En principio, imposible hacer todo eso con un solo automóvil. Pero Giacosa, seguramente, pensó que lo difícil se hace en seguida, lo imposible puede demorar un poco. Giacosa tomó una tiza y marcó en el suelo un rectángulo de aproximadamente 1,80 x 1 metro. Calculó que esas serían las mínimas dimensiones dentro de las cuales cabrían dos personas, su equipaje, y la maquinaria indispensable para que esa carga pudiera proyectarse en ruta a 80 kilómetros por hora.
Puestos en tren de guerra, el team de Giacosa pergeñó una rara mezcla de lo común y lo inusual. El motorcito, de cuatro cilindros en línea, 570 cm³, y válvulas al costado, nada tenía de estrafalario; en cambio, muchos otros detalles hicieron arquear las cejas a los conservadores de ese momento. Por ejemplo, el diminuto radiador estaba detrás del motorcito; la suspensión delantera era independiente (de ninguna forma novedad absoluta, pero sí insospechada en un automóvil de precio sumamente bajo); los frenos eran hidráulicos, y, a escala del auto en su totalidad, enormes; y la caja de cuatro marchas tenía sincronizadas todas las relaciones menos la primera.
Poco, pero sostenido
La potencia especificada no pasaba de los 13 HP; pero una preocupación fundamental de los diseñadores fue procurar que esos 13 HP se mantuvieran durante horas y horas de andar subiendo y bajando los Alpes de Italia septentrional. La tapa de cilindros, por ejemplo, era de aluminio, el cubrevolante también; la refrigeración era generosa, la potencia máxima aparecía a 4.000 rpm, cifra que para la época era generosa, pero no exorbitante.
Lástima del cigüeñal; era muy cortito, pero Giacosa and Company aprovecharon para montarlo sobre solamente dos bancadas. Andaba bien, pero cuando se lo sacaba para hacer motor, era necesaria una precisión inhumana al montarlo de nuevo, para que las bancadas quedaran realmente paralelas con el cigüeñal. Caso contrario, "fundida" a los pocos kilómetros de utilización.

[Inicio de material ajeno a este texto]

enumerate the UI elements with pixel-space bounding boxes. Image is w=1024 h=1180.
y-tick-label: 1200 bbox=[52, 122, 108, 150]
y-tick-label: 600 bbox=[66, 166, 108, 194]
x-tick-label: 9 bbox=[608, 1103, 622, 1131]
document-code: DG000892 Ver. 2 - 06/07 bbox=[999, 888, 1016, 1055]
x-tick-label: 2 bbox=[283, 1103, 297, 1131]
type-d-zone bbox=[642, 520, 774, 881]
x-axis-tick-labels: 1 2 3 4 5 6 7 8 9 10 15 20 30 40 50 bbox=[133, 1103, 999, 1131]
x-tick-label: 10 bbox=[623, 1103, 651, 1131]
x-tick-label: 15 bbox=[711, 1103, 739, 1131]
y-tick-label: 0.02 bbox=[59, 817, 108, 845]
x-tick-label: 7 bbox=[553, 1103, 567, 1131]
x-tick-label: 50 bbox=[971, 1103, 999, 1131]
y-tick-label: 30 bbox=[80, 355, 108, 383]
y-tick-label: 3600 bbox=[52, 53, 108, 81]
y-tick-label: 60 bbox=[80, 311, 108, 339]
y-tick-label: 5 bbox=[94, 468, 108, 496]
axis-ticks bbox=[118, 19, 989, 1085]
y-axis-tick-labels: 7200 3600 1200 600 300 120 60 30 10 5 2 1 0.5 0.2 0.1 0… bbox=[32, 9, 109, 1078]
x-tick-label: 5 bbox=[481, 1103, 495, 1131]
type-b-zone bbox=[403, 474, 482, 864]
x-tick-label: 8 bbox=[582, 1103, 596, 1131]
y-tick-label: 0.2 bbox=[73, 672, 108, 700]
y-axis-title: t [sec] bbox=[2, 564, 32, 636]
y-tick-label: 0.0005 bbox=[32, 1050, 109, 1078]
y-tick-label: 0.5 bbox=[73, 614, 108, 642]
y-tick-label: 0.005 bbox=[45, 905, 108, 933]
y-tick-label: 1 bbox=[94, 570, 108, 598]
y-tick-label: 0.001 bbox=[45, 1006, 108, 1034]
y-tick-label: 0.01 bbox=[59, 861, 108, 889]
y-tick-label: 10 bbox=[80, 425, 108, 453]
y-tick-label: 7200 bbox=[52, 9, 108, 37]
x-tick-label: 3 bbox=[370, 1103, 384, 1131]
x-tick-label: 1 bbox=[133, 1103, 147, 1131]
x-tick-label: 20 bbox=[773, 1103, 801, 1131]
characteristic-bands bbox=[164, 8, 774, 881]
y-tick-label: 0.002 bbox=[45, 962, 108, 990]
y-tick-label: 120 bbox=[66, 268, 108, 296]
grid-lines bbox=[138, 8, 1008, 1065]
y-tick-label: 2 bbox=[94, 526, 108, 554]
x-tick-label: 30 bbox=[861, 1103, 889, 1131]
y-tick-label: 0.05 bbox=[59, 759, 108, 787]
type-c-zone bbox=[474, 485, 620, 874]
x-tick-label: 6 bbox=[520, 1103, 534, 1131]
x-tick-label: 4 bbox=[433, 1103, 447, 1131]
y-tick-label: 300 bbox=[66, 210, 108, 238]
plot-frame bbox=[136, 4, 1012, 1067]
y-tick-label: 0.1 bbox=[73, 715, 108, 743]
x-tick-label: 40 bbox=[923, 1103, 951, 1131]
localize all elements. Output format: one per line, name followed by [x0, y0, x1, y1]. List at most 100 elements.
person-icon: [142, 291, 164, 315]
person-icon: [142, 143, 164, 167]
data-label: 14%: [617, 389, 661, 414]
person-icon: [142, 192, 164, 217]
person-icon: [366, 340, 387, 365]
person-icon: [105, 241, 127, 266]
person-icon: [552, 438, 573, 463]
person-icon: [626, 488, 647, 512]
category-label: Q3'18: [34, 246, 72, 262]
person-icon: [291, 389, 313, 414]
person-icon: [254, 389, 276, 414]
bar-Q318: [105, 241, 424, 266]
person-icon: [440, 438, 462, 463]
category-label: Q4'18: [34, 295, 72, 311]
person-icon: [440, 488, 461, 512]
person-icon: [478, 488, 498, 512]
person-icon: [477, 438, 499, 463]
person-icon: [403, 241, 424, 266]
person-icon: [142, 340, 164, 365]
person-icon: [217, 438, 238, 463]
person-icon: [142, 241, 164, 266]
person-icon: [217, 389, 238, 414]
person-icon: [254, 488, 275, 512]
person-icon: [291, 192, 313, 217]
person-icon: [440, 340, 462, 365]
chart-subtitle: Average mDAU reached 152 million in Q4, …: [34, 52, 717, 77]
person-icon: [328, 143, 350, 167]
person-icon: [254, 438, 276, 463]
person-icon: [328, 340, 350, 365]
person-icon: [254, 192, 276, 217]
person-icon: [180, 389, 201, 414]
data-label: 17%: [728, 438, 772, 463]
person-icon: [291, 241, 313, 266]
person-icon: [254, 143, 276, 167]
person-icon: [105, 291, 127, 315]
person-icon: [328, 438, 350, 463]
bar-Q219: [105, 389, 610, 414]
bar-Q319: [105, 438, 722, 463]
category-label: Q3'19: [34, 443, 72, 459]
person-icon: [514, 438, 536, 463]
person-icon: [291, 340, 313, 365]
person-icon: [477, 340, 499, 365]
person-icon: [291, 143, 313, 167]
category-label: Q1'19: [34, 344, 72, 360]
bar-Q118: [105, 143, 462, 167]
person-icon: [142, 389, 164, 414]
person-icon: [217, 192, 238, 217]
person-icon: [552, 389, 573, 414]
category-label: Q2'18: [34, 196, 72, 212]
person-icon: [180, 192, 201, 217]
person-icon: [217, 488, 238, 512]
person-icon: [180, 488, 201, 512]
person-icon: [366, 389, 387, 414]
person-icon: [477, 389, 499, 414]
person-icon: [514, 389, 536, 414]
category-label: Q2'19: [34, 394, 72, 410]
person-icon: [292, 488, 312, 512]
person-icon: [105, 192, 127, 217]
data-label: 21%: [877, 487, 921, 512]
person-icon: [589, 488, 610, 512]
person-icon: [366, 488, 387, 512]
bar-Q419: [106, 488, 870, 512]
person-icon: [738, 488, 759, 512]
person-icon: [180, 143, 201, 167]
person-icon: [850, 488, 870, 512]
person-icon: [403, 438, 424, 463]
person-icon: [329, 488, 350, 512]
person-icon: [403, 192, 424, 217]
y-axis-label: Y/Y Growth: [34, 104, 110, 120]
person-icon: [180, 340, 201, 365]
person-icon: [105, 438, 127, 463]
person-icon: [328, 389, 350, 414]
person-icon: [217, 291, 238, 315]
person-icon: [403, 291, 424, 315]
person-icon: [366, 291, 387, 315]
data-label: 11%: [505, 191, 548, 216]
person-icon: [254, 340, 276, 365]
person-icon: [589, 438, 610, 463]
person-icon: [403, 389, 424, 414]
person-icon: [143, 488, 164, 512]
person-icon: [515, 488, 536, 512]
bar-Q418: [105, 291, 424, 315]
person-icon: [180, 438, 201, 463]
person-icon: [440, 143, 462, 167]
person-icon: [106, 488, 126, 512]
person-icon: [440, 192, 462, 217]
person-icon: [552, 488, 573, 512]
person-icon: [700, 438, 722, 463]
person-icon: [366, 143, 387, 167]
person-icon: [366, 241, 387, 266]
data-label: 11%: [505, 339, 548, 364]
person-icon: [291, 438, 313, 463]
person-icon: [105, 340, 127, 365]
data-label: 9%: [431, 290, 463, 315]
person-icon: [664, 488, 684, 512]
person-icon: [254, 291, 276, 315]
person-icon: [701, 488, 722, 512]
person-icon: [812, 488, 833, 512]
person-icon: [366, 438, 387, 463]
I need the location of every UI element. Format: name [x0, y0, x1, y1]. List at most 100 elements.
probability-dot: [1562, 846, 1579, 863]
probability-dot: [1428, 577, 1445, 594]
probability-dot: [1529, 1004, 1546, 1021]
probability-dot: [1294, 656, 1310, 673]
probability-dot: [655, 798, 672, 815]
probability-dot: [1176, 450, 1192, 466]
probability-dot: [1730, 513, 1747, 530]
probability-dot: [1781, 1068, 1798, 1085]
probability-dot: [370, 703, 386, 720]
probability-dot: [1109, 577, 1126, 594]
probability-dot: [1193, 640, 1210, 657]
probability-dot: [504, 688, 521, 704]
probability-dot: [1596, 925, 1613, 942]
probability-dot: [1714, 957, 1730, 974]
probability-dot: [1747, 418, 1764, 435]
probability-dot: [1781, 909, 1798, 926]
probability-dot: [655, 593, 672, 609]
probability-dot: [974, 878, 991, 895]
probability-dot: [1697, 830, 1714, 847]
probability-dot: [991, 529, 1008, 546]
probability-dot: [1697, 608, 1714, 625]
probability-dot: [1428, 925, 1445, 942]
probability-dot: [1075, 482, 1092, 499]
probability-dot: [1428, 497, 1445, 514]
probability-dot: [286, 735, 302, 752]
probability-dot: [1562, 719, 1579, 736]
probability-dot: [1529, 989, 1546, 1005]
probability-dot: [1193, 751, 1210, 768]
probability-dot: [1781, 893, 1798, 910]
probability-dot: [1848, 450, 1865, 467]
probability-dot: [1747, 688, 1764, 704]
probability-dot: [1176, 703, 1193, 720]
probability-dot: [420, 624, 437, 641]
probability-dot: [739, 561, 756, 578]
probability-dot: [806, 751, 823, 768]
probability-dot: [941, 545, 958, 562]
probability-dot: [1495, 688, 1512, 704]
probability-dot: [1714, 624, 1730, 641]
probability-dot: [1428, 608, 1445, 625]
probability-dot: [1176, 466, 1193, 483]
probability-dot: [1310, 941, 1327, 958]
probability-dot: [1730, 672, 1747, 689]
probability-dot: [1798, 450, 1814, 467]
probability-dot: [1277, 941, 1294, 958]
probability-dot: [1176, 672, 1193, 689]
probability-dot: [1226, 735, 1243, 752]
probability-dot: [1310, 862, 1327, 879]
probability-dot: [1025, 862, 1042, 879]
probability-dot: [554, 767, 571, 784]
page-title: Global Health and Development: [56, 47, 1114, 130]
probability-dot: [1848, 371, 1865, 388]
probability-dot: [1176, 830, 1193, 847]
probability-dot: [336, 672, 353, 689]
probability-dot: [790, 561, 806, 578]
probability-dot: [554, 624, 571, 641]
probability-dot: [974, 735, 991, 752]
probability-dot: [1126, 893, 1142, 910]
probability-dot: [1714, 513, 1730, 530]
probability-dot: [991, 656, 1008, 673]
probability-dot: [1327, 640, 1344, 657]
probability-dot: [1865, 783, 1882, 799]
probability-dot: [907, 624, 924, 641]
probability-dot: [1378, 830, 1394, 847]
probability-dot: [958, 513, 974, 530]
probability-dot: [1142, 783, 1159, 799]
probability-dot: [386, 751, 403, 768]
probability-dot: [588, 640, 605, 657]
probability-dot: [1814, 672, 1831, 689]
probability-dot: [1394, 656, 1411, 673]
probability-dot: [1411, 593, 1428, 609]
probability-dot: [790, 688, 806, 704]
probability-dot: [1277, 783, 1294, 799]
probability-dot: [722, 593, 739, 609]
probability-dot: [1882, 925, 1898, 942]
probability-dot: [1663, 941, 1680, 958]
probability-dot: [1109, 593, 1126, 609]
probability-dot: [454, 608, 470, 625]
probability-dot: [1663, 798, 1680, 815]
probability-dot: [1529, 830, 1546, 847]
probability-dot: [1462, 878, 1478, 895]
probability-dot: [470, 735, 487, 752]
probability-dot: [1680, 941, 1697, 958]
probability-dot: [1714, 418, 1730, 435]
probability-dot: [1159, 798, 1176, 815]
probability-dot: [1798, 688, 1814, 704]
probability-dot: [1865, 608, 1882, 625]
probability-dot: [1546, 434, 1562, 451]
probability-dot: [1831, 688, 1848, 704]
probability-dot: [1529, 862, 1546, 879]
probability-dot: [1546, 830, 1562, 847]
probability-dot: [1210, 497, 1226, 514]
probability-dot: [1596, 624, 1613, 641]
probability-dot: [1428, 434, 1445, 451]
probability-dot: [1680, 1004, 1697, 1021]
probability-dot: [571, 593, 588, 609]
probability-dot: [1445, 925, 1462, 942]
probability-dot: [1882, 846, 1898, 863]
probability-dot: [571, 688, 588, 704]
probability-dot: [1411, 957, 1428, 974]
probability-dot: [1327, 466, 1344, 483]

Cuando las primeras unidades salieron a rodar -después de tres años de intensiva experimentación- su performance rubricó la previsión de sus dibujantes. El Fiat 500 -en forma prácticamente instantánea nació el apelativo de Topolino, "ratoncito"- no andaba muy fuerte, ya que muy escasamente superaba los 90 por hora, pero dentro de los límites de ese andar, todo lo hacía con la precisión de un microbólido de carrera; doblar, frenar, "pegarse" al suelo, responder voluntariamente a las exigencias de su conductor.
Inmediatamente, el Topolino se adueñó de Italia; y en verdad, ¿quién podía resistirse a un aparatico tan simpático, tan identificable con un perrito de ojos enormes y cola juguetona?
Miles de Miglie
Por supuesto, el espíritu italiano lo llevó a la pista en seguida. En "Mille Miglie" de antes de la guerra, ya algún ratoncito apareció; pero eso no tenía nada que ver con lo que pasó después, en 1947, 48, 49. En esos años, la Mille Miglia se vio poblada por hordas, jaurías, manadas de Topolinos. Largaban antes que nadie, entonces durante la noche los competidores de los autos más veloces (en fin, todos) se entretenían pasando a Topolino tras Topolino. Sus intrépidos conductores aplastaban el acelerador contra la tabla al salir y no lo soltaban hasta llegar a Brescia otra vez, subiendo Alpes, bajando Alpes, alcanzando inverosímiles 100 kilómetros por hora en las interminables rectas que corren bordeando el Adriático cerca de Pescara.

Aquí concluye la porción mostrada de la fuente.